First. It could send troops to Verdun. But the mixture of units speaking different languages in the intricate web of communications required for directing modern operations, and the mixture of transport in the course of heavy concentrations in the midst of a critical action where absolute cohesion of all units was necessary, must result in confusion which would make any such plan impracticable. Only the desperate situation of the French being without reserve could have compelled its second consideration, as it represented the extreme of that military inefficiency which makes wasteful use of lives and material.

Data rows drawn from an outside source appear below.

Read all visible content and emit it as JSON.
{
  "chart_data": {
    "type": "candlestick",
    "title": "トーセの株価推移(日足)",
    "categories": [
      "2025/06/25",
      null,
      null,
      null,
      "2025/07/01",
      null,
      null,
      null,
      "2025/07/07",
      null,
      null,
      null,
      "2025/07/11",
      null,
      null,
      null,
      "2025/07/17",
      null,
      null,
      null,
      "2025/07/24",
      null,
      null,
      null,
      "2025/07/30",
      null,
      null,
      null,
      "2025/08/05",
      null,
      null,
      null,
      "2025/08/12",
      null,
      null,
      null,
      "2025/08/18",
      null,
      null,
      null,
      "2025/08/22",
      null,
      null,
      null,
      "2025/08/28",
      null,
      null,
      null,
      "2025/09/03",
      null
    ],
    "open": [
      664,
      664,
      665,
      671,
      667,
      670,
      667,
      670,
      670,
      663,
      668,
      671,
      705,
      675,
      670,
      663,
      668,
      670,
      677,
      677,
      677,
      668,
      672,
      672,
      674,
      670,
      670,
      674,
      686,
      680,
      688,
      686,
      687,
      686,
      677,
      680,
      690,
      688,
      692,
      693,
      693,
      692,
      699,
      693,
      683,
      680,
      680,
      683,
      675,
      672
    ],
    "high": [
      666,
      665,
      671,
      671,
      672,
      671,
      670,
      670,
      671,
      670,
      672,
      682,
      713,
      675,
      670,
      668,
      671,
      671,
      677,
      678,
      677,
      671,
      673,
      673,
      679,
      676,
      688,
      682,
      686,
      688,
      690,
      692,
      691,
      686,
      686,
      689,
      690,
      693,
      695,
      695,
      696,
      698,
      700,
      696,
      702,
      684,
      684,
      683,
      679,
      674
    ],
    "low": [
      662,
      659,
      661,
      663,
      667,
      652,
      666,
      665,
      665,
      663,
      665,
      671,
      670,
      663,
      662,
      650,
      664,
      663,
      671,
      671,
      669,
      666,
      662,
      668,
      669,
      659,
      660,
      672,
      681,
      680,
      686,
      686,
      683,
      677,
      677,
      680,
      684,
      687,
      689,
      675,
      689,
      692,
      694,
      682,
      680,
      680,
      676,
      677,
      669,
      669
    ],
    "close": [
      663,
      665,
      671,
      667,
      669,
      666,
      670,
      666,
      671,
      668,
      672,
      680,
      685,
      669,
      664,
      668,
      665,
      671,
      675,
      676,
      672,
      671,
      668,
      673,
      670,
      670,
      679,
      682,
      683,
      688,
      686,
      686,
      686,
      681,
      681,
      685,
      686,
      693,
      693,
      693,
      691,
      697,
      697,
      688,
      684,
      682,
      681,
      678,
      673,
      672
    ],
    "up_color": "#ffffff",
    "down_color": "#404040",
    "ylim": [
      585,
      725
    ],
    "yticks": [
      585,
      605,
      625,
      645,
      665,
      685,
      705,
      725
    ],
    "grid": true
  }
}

Second. The British could attack along their front as a diversion to relieve pressure on Verdun. For this the Germans were fully prepared. It fell in exactly with their plan. Knowing that the British New Army was as yet undeveloped as an instrument for the offensive and that it was still short of guns and shells, the Germans had struck in the inclement weather of February at Verdun, thinking, and wrongly to my mind, that the handicap to the vitality of their men of sleet, frost and cold, soaking rains would be offset by the time gained. Not only had the Germans sufficient men to carry on the Verdun offensive, but facing the British their numbers were the largest mile for mile since the first battle of Ypres. Familiar with British valor as the result of actual contact in battle from Mons to the Marne and back to Ypres, and particularly in the Loos offensive (which was the New Army's first "eye-opener" to the German staff), the Germans reasoned that, with what one German called "the courage of their stupidity, or the stupidity of their courage," the British, driven by public demand to the assistance of the French, would send their fresh infantry with inadequate artillery support against German machine guns and curtains of fire, and pile up their dead until their losses would reduce the whole army to inertia for the rest of the year.
Of course, the German hypothesis—the one which cost von Falkenhayn his place as Chief of Staff—was based on such a state of exhaustion by the French that a British attack would be mandatory. The initial stage of the German attack was up to expectations in ground gained, but not in prisoners or material taken. The French fell back skilfully before the German onslaught against positions lightly held by the defenders in anticipation of the attack, and turned their curtains of fire upon the enemy in possession of captured trenches. Then France gave to the outside world another surprise. Her spirit, ever brilliant in the offensive, became cold steel in a stubborn and thrifty defensive. She was not "groggy," as the Germans supposed. For every yard of earth gained they had to pay a ghastly price; and their own admiration of French shell and valor is sufficient professional glory for either Pétain, Nivelle, or Mangin, or the private in the ranks.